In early September 2025, I landed in Venice for the first time in my life. I was taking part in the TRACTS: Symposium on Water: Traces of Social Justice in Times of Climate Crisis, held at Ca’ Foscari University of Venice – an academic gathering dedicated to the condition of water and rivers. What fascinated me most during the research for the performance we presented there was a simple act of looking back: the ways in which Venetians once managed to collect fresh rainwater. Beneath the very stones I walked on, an entire filtration system used to operate – special channels guided rainwater into cisterns, which were guarded by appointed custodians. Everyone could draw water in a fair, regulated way. A beautiful example, if you think about it, of living within limits, cycles, and shared responsibility: water was not taken for granted, as it so often is today (think of how casually we turn on a tap), but regarded as a common good requiring care.
Today, in Venice, water is everywhere and yet somehow “absent” – it has ceased to exist as a practical
part of daily life. It has been reduced to a picturesque backdrop, something no one truly sees anymore.
Millions of people come here to admire gondolas, elegant palazzi, little shops full of masks and glassware,
yet they fail to notice that the city exists only because, for centuries, it developed in an intimate dialogue
with water. Instead, Venice is turning into something like a stage set for photographs, an open-air museum slowly being flooded not only by the sea, but by a rising tide of tourists. Quite the paradox, isn’t it?
And a grotesque one at that: water, once a source of life and community, is now so often treated
as a problem – an obstacle to be controlled by the MOSE system (which howled above my head on my very
first day, sending chills down my spine), or as liquid décor to be admired from the deck of an ornate boat.
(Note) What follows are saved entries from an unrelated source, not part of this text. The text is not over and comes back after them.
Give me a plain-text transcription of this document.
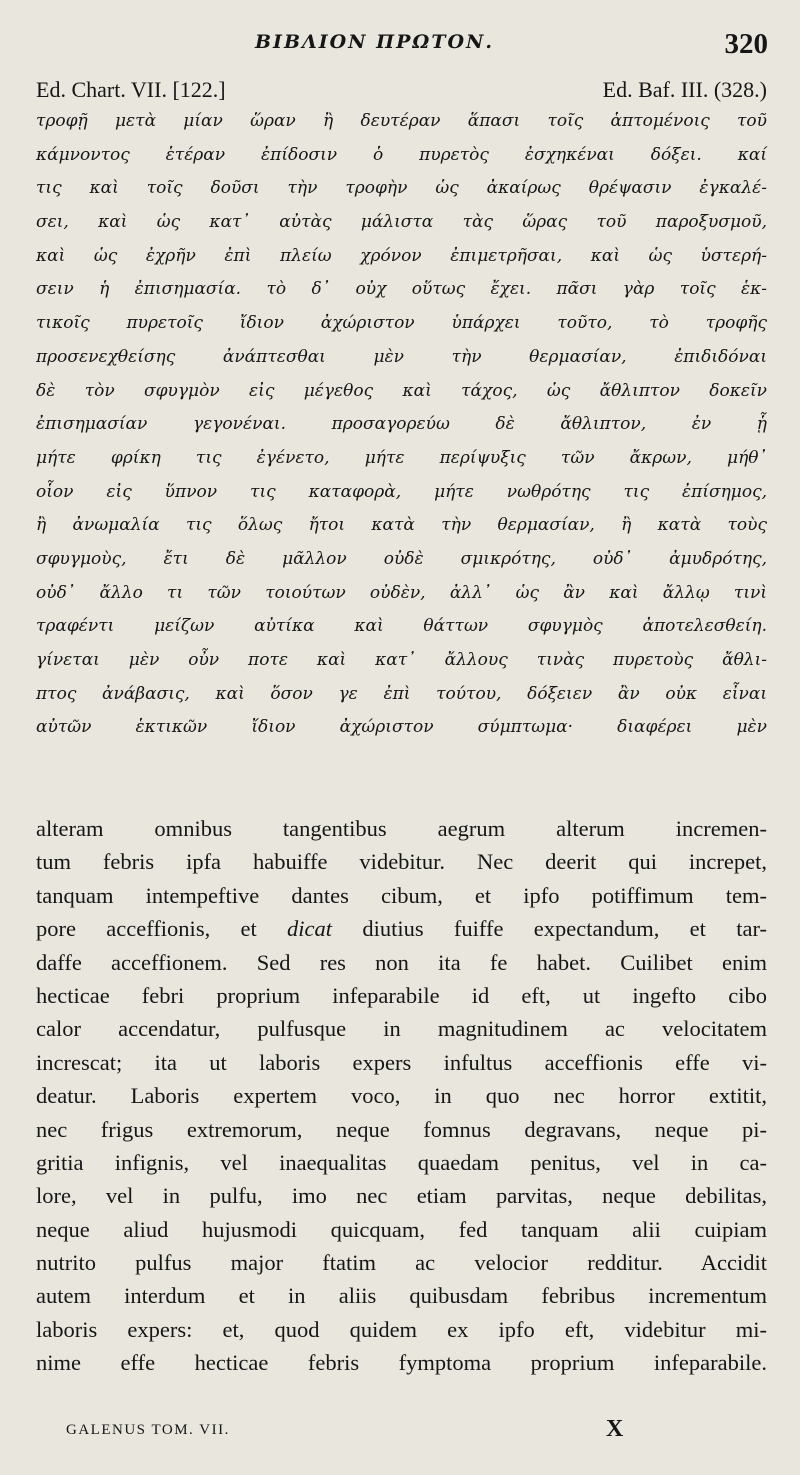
ΒΙΒΛΙΟΝ ΠΡΩΤΟΝ.	320
Ed. Chart. VII. [122.]	Ed. Baf. III. (328.)
τροφῇ μετὰ μίαν ὥραν ἢ δευτέραν ἅπασι τοῖς ἁπτομένοις τοῦ
κάμνοντος ἑτέραν ἐπίδοσιν ὁ πυρετὸς ἐσχηκέναι δόξει. καί
τις καὶ τοῖς δοῦσι τὴν τροφὴν ὡς ἀκαίρως θρέψασιν ἐγκαλέ-
σει, καὶ ὡς κατ᾽ αὐτὰς μάλιστα τὰς ὥρας τοῦ παροξυσμοῦ,
καὶ ὡς ἐχρῆν ἐπὶ πλείω χρόνον ἐπιμετρῆσαι, καὶ ὡς ὑστερή-
σειν ἡ ἐπισημασία. τὸ δ᾽ οὐχ οὕτως ἔχει. πᾶσι γὰρ τοῖς ἑκ-
τικοῖς πυρετοῖς ἴδιον ἀχώριστον ὑπάρχει τοῦτο, τὸ τροφῆς
προσενεχθείσης ἀνάπτεσθαι μὲν τὴν θερμασίαν, ἐπιδιδόναι
δὲ τὸν σφυγμὸν εἰς μέγεθος καὶ τάχος, ὡς ἄθλιπτον δοκεῖν
ἐπισημασίαν γεγονέναι. προσαγορεύω δὲ ἄθλιπτον, ἐν ᾗ
μήτε φρίκη τις ἐγένετο, μήτε περίψυξις τῶν ἄκρων, μήθ᾽
οἷον εἰς ὕπνον τις καταφορὰ, μήτε νωθρότης τις ἐπίσημος,
ἢ ἀνωμαλία τις ὅλως ἤτοι κατὰ τὴν θερμασίαν, ἢ κατὰ τοὺς
σφυγμοὺς, ἔτι δὲ μᾶλλον οὐδὲ σμικρότης, οὐδ᾽ ἀμυδρότης,
οὐδ᾽ ἄλλο τι τῶν τοιούτων οὐδὲν, ἀλλ᾽ ὡς ἂν καὶ ἄλλῳ τινὶ
τραφέντι μείζων αὐτίκα καὶ θάττων σφυγμὸς ἀποτελεσθείη.
γίνεται μὲν οὖν ποτε καὶ κατ᾽ ἄλλους τινὰς πυρετοὺς ἄθλι-
πτος ἀνάβασις, καὶ ὅσον γε ἐπὶ τούτου, δόξειεν ἂν οὐκ εἶναι
αὐτῶν ἑκτικῶν ἴδιον ἀχώριστον σύμπτωμα· διαφέρει μὲν
alteram omnibus tangentibus aegrum alterum incremen-
tum febris ipfa habuiffe videbitur. Nec deerit qui increpet,
tanquam intempeftive dantes cibum, et ipfo potiffimum tem-
pore acceffionis, et dicat diutius fuiffe expectandum, et tar-
daffe acceffionem. Sed res non ita fe habet. Cuilibet enim
hecticae febri proprium infeparabile id eft, ut ingefto cibo
calor accendatur, pulfusque in magnitudinem ac velocitatem
increscat; ita ut laboris expers infultus acceffionis effe vi-
deatur. Laboris expertem voco, in quo nec horror extitit,
nec frigus extremorum, neque fomnus degravans, neque pi-
gritia infignis, vel inaequalitas quaedam penitus, vel in ca-
lore, vel in pulfu, imo nec etiam parvitas, neque debilitas,
neque aliud hujusmodi quicquam, fed tanquam alii cuipiam
nutrito pulfus major ftatim ac velocior redditur. Accidit
autem interdum et in aliis quibusdam febribus incrementum
laboris expers: et, quod quidem ex ipfo eft, videbitur mi-
nime effe hecticae febris fymptoma proprium infeparabile.
GALENUS TOM. VII.	X
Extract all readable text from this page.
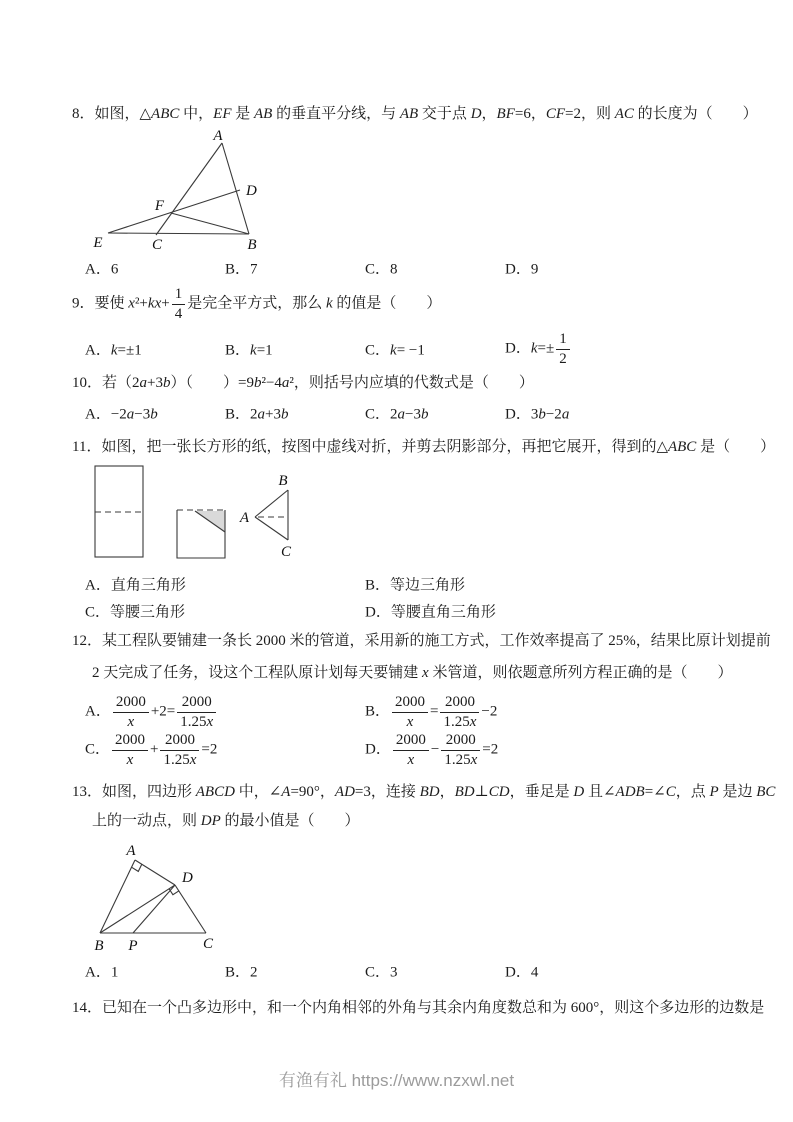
8．如图，△ABC 中，EF 是 AB 的垂直平分线，与 AB 交于点 D，BF=6，CF=2，则 AC 的长度为（　　）
A
D
F
E	C	B
A．6	B．7	C．8	D．9
9．要使 $x^2+kx+ \frac{1}{4}$ 是完全平方式，那么 k 的值是（　　）
A．k=±1	B．k=1	C．k= −1	D．$k=\pm \frac{1}{2}$
10．若（2a+3b）（　　）=9b²−4a²，则括号内应填的代数式是（　　）
A．−2a−3b	B．2a+3b	C．2a−3b	D．3b−2a
11．如图，把一张长方形的纸，按图中虚线对折，并剪去阴影部分，再把它展开，得到的△ABC 是（　　）
B
A
C
A．直角三角形	B．等边三角形
C．等腰三角形	D．等腰直角三角形
12．某工程队要铺建一条长 2000 米的管道，采用新的施工方式，工作效率提高了 25%，结果比原计划提前
2 天完成了任务，设这个工程队原计划每天要铺建 x 米管道，则依题意所列方程正确的是（　　）
A． $\frac{2000}{x} +2= \frac{2000}{1.25x}$	B． $\frac{2000}{x} = \frac{2000}{1.25x} -2$
C． $\frac{2000}{x} + \frac{2000}{1.25x} =2$	D． $\frac{2000}{x} - \frac{2000}{1.25x} =2$
13．如图，四边形 ABCD 中，∠A=90°，AD=3，连接 BD，BD⊥CD，垂足是 D 且∠ADB=∠C，点 P 是边 BC
上的一动点，则 DP 的最小值是（　　）
A
D
B P	C
A．1	B．2	C．3	D．4
14．已知在一个凸多边形中，和一个内角相邻的外角与其余内角度数总和为 600°，则这个多边形的边数是
有渔有礼 https://www.nzxwl.net
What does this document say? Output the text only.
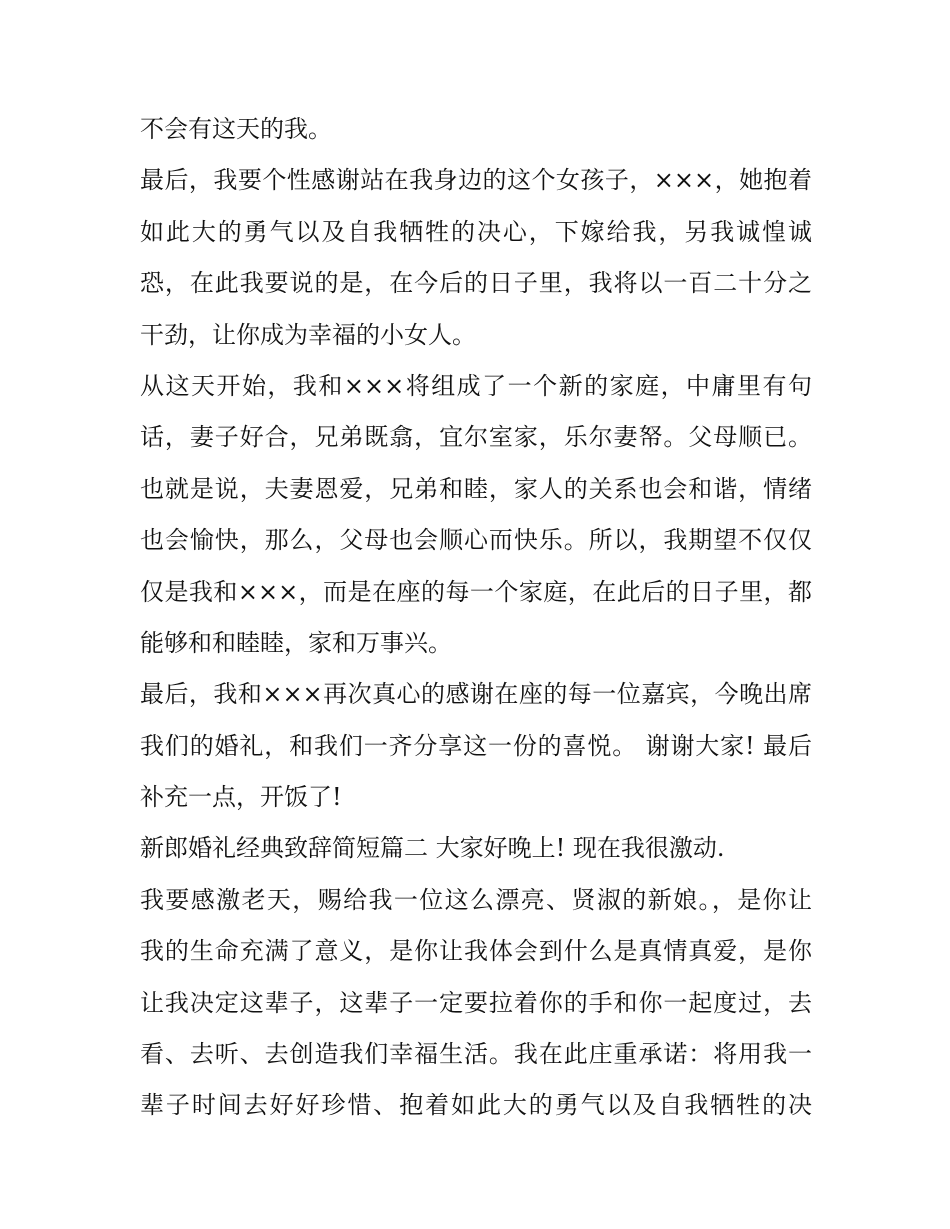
不会有这天的我。
最后，我要个性感谢站在我身边的这个女孩子，×××，她抱着
如此大的勇气以及自我牺牲的决心，下嫁给我，另我诚惶诚
恐，在此我要说的是，在今后的日子里，我将以一百二十分之
干劲，让你成为幸福的小女人。
从这天开始，我和×××将组成了一个新的家庭，中庸里有句
话，妻子好合，兄弟既翕，宜尔室家，乐尔妻帑。父母顺已。
也就是说，夫妻恩爱，兄弟和睦，家人的关系也会和谐，情绪
也会愉快，那么，父母也会顺心而快乐。所以，我期望不仅仅
仅是我和×××，而是在座的每一个家庭，在此后的日子里，都
能够和和睦睦，家和万事兴。
最后，我和×××再次真心的感谢在座的每一位嘉宾，今晚出席
我们的婚礼，和我们一齐分享这一份的喜悦。 谢谢大家! 最后
补充一点，开饭了!
新郎婚礼经典致辞简短篇二 大家好晚上! 现在我很激动.
我要感激老天，赐给我一位这么漂亮、贤淑的新娘。，是你让
我的生命充满了意义，是你让我体会到什么是真情真爱，是你
让我决定这辈子，这辈子一定要拉着你的手和你一起度过，去
看、去听、去创造我们幸福生活。我在此庄重承诺：将用我一
辈子时间去好好珍惜、抱着如此大的勇气以及自我牺牲的决
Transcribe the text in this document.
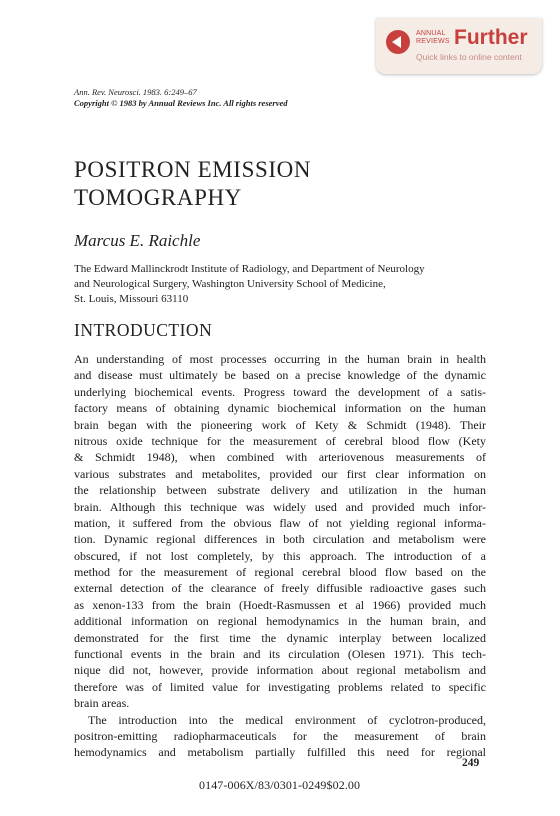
ANNUAL
REVIEWS Further
Quick links to online content
Ann. Rev. Neurosci. 1983. 6:249–67
Copyright © 1983 by Annual Reviews Inc. All rights reserved
POSITRON EMISSION
TOMOGRAPHY
Marcus E. Raichle
The Edward Mallinckrodt Institute of Radiology, and Department of Neurology
and Neurological Surgery, Washington University School of Medicine,
St. Louis, Missouri 63110
INTRODUCTION
An understanding of most processes occurring in the human brain in health
and disease must ultimately be based on a precise knowledge of the dynamic
underlying biochemical events. Progress toward the development of a satis-
factory means of obtaining dynamic biochemical information on the human
brain began with the pioneering work of Kety & Schmidt (1948). Their
nitrous oxide technique for the measurement of cerebral blood flow (Kety
& Schmidt 1948), when combined with arteriovenous measurements of
various substrates and metabolites, provided our first clear information on
the relationship between substrate delivery and utilization in the human
brain. Although this technique was widely used and provided much infor-
mation, it suffered from the obvious flaw of not yielding regional informa-
tion. Dynamic regional differences in both circulation and metabolism were
obscured, if not lost completely, by this approach. The introduction of a
method for the measurement of regional cerebral blood flow based on the
external detection of the clearance of freely diffusible radioactive gases such
as xenon-133 from the brain (Hoedt-Rasmussen et al 1966) provided much
additional information on regional hemodynamics in the human brain, and
demonstrated for the first time the dynamic interplay between localized
functional events in the brain and its circulation (Olesen 1971). This tech-
nique did not, however, provide information about regional metabolism and
therefore was of limited value for investigating problems related to specific
brain areas.
The introduction into the medical environment of cyclotron-produced,
positron-emitting radiopharmaceuticals for the measurement of brain
hemodynamics and metabolism partially fulfilled this need for regional
249
0147-006X/83/0301-0249$02.00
And so Venice, instead of remaining a space of respect toward the element that sustains it, is gradually
transforming into a kind of mythical Tower of Babel – a place where all the world’s languages mix
in tourist cacophony, where plastic and rubbish create a new carnival, and where, behind the beautiful
façade, cracks are slowly beginning to show. A city that dazzles and saddens at the same time –
because here, as if under a magnifying glass, you can see the oncoming catastrophe rushing toward us.